I’ll get into breaking down the game a little bit more in-depth later today. But for now, before we get any further, let’s talk big picture. Things are never as good or bad as they look in the NFL, I say that all the time. The Bucs were not a 10-6 team last year, they were not that talented. People like to point to the injuries and say they were actually unlucky, that’s ridiculous. The Bucs had more than there share of luck last season, just go back and actually re-watch Josh Freeman and then explain to me how luck didn’t play a role in his interception figure. He should have had 20+, he threw six. That was the story of the Bucs’ season last year.

This year is a different story, they’re no worse than they were. They’re actually closer to the reality, but now for the first time you’re seeing bad decisions and mistakes actually come back to haunt this team. The schedule is harder, the bounces and breaks have gone differently and I think you’re beginning to get an idea of what Jeff Faine meant when he said that player-only workouts were great in theory but not all that effective.

We’ll get to all of that, but first, let’s deal with the cold hard fact that if the Buccaneers want to make it into the playoffs they absolutely have to win out, and even then there are no guarantees.

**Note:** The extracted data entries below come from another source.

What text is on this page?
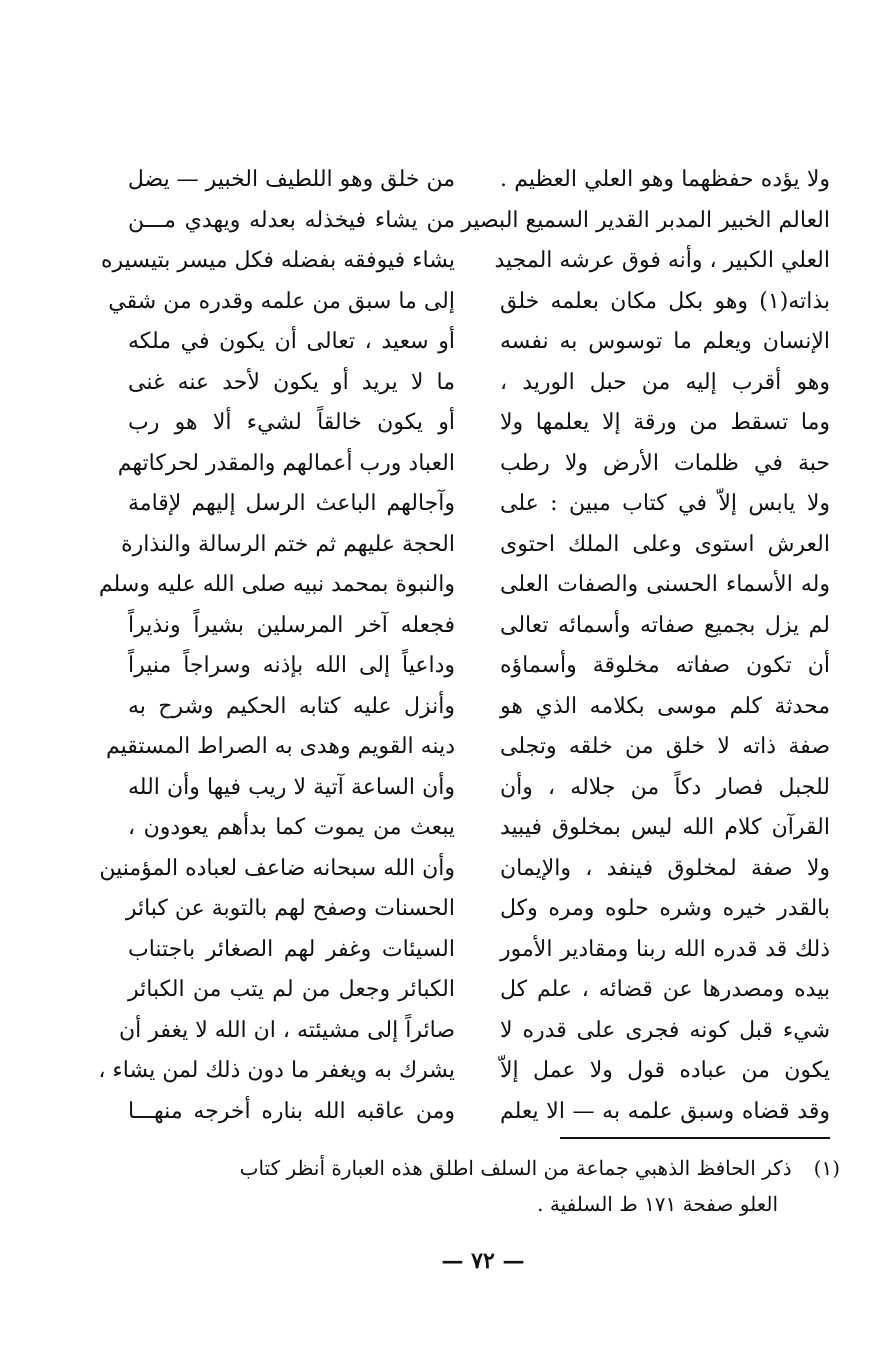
ولا يؤده حفظهما وهو العلي العظيم .
العالم الخبير المدبر القدير السميع البصير
العلي الكبير ، وأنه فوق عرشه المجيد
بذاته(١) وهو بكل مكان بعلمه خلق
الإنسان ويعلم ما توسوس به نفسه
وهو أقرب إليه من حبل الوريد ،
وما تسقط من ورقة إلا يعلمها ولا
حبة في ظلمات الأرض ولا رطب
ولا يابس إلاّ في كتاب مبين : على
العرش استوى وعلى الملك احتوى
وله الأسماء الحسنى والصفات العلى
لم يزل بجميع صفاته وأسمائه تعالى
أن تكون صفاته مخلوقة وأسماؤه
محدثة كلم موسى بكلامه الذي هو
صفة ذاته لا خلق من خلقه وتجلى
للجبل فصار دكاً من جلاله ، وأن
القرآن كلام الله ليس بمخلوق فيبيد
ولا صفة لمخلوق فينفد ، والإيمان
بالقدر خيره وشره حلوه ومره وكل
ذلك قد قدره الله ربنا ومقادير الأمور
بيده ومصدرها عن قضائه ، علم كل
شيء قبل كونه فجرى على قدره لا
يكون من عباده قول ولا عمل إلاّ
وقد قضاه وسبق علمه به — الا يعلم
من خلق وهو اللطيف الخبير — يضل
من يشاء فيخذله بعدله ويهدي مـــن
يشاء فيوفقه بفضله فكل ميسر بتيسيره
إلى ما سبق من علمه وقدره من شقي
أو سعيد ، تعالى أن يكون في ملكه
ما لا يريد أو يكون لأحد عنه غنى
أو يكون خالقاً لشيء ألا هو رب
العباد ورب أعمالهم والمقدر لحركاتهم
وآجالهم الباعث الرسل إليهم لإقامة
الحجة عليهم ثم ختم الرسالة والنذارة
والنبوة بمحمد نبيه صلى الله عليه وسلم
فجعله آخر المرسلين بشيراً ونذيراً
وداعياً إلى الله بإذنه وسراجاً منيراً
وأنزل عليه كتابه الحكيم وشرح به
دينه القويم وهدى به الصراط المستقيم
وأن الساعة آتية لا ريب فيها وأن الله
يبعث من يموت كما بدأهم يعودون ،
وأن الله سبحانه ضاعف لعباده المؤمنين
الحسنات وصفح لهم بالتوبة عن كبائر
السيئات وغفر لهم الصغائر باجتناب
الكبائر وجعل من لم يتب من الكبائر
صائراً إلى مشيئته ، ان الله لا يغفر أن
يشرك به ويغفر ما دون ذلك لمن يشاء ،
ومن عاقبه الله بناره أخرجه منهـــا
(١)ذكر الحافظ الذهبي جماعة من السلف اطلق هذه العبارة أنظر كتاب
العلو صفحة ١٧١ ط السلفية .
— ٧٢ —
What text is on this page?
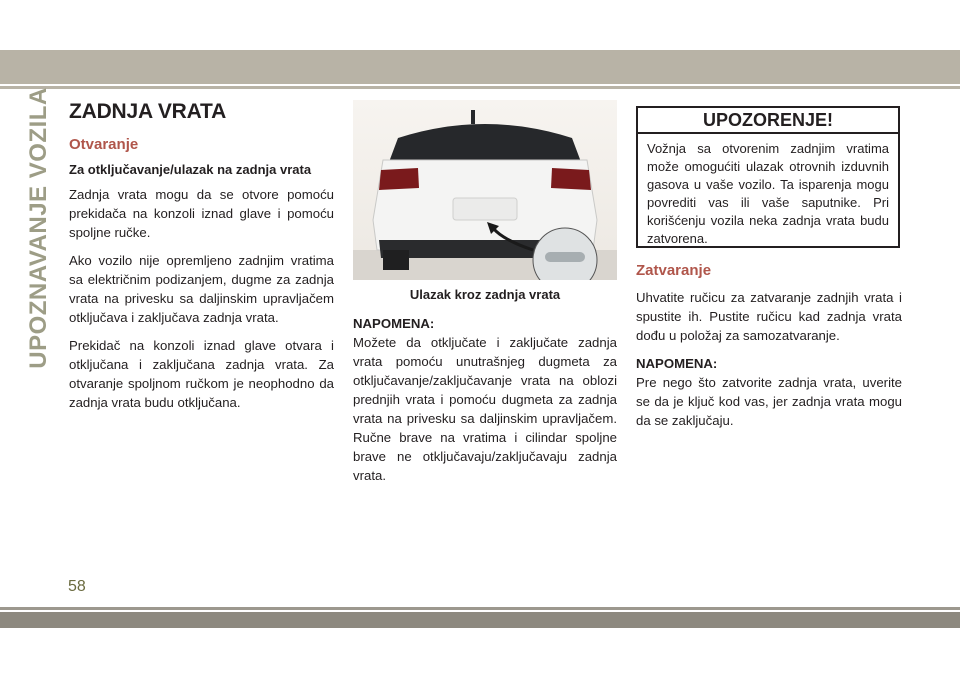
UPOZNAVANJE VOZILA ZADNJA VRATA
Otvaranje
Za otključavanje/ulazak na zadnja vrata

Zadnja vrata mogu da se otvore pomoću prekidača na konzoli iznad glave i pomoću spoljne ručke.

Ako vozilo nije opremljeno zadnjim vratima sa električnim podizanjem, dugme za zadnja vrata na privesku sa daljinskim upravljačem otključava i zaključava zadnja vrata.

Prekidač na konzoli iznad glave otvara i otključana i zaključana zadnja vrata. Za otvaranje spoljnom ručkom je neophodno da zadnja vrata budu otključana.

Ulazak kroz zadnja vrata
NAPOMENA:

Možete da otključate i zaključate zadnja vrata pomoću unutrašnjeg dugmeta za otključavanje/zaključavanje vrata na oblozi prednjih vrata i pomoću dugmeta za zadnja vrata na privesku sa daljinskim upravljačem. Ručne brave na vratima i cilindar spoljne brave ne otključavaju/zaključavaju zadnja vrata.

UPOZORENJE!
Vožnja sa otvorenim zadnjim vratima može omogućiti ulazak otrovnih izduvnih gasova u vaše vozilo. Ta isparenja mogu povrediti vas ili vaše saputnike. Pri korišćenju vozila neka zadnja vrata budu zatvorena.
Zatvaranje

Uhvatite ručicu za zatvaranje zadnjih vrata i spustite ih. Pustite ručicu kad zadnja vrata dođu u položaj za samozatvaranje.

NAPOMENA:

Pre nego što zatvorite zadnja vrata, uverite se da je ključ kod vas, jer zadnja vrata mogu da se zaključaju.

58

The Development of This Team

The mistakes and the lack of off-season workouts are very related. Our friends at JoeBucsFan were the first to haul off and slug Jeff Faine for saying the player-organized workouts weren’t all that useful, but the bottom line is they weren’t. Sure they built camaraderie, but that can be accomplished by a team bowling trip.

The bottom line is that nobody improved.

The team got together and practiced, and they seemingly re-iterated all the bad habits they started forming last season. Josh Freeman isn’t making better decisions than he did last year. He’s making the same decisions as he made last year but with less success. That goes back to the way the ball bounces, luck in some sense. Last year almost none of Freeman’s mistakes came back to haunt him. This year almost all of them are. But look week to week and he’s still tossing into the same coverages, making the same reads and really continuing on at a static level near where he was last season. The improvement comes from coaching, comes from the time he would have spent with Alex Van Pelt during the spring and summer.

Watching film is great, but if you don’t have the right guy sitting there with you pointing out what you need to look for it’s not always that useful. Josh Freeman is a very bright guy, but he still needs coaching. Leaving him on his own all off-season may have actually been detrimental if he didn’t look at the right things.

Need another example? Mike Williams is having a “down” year, but frankly he’s exactly the same guy as he was last year. He’s catching the same ratio of balls, about half of what’s thrown to him, he just isn’t as productive off the receptions as last year and with more receivers he gets fewer chances. He hasn’t digressed, but he also didn’t get better. Reports of him having a great training camp were prevalent earlier, and I’m sure he did look sharp after getting players-only reps with Josh Freeman, but that doesn’t translate to the games nor does it even mean they were working on the right things.

The long and short of it is this, it was foolish to think missing the entire off-season wouldn’t impact the youngest team in football. It clearly has. I just don’t think anyone realized how much.

But with the exception of a handful of players, there’s been minimal progression from this young Bucs team. It’s almost like they lost a year.

The Remaining Schedule

Fortunately for the Buccaneers the remaining schedule isn’t insurmountable. Starting with a winnable game at Tennessee, the Bucs finish out with Carolina twice, Dallas, Jacksonville and Atlanta.

I hate going through a schedule and picking games like something should or shouldn’t be a certainty, nothing is certain in the NFL. But what I can do is tell you that if the Bucs DESERVE to go to the playoffs, the only games that should be a struggle are Dallas and Atlanta. Tennessee is mediocre, but not a playoff team, you have to beat them. The Jags are downright pathetic, Carolina will be a challenge with Cam Newton making plays but they have a losing record for a reason.

That just leaves Dallas and Atlanta.

Assuming the Bucs win the games they’re supposed to, they should finish between 8-8 and 10-6 this year.

But one slip and you can stick a fork in them.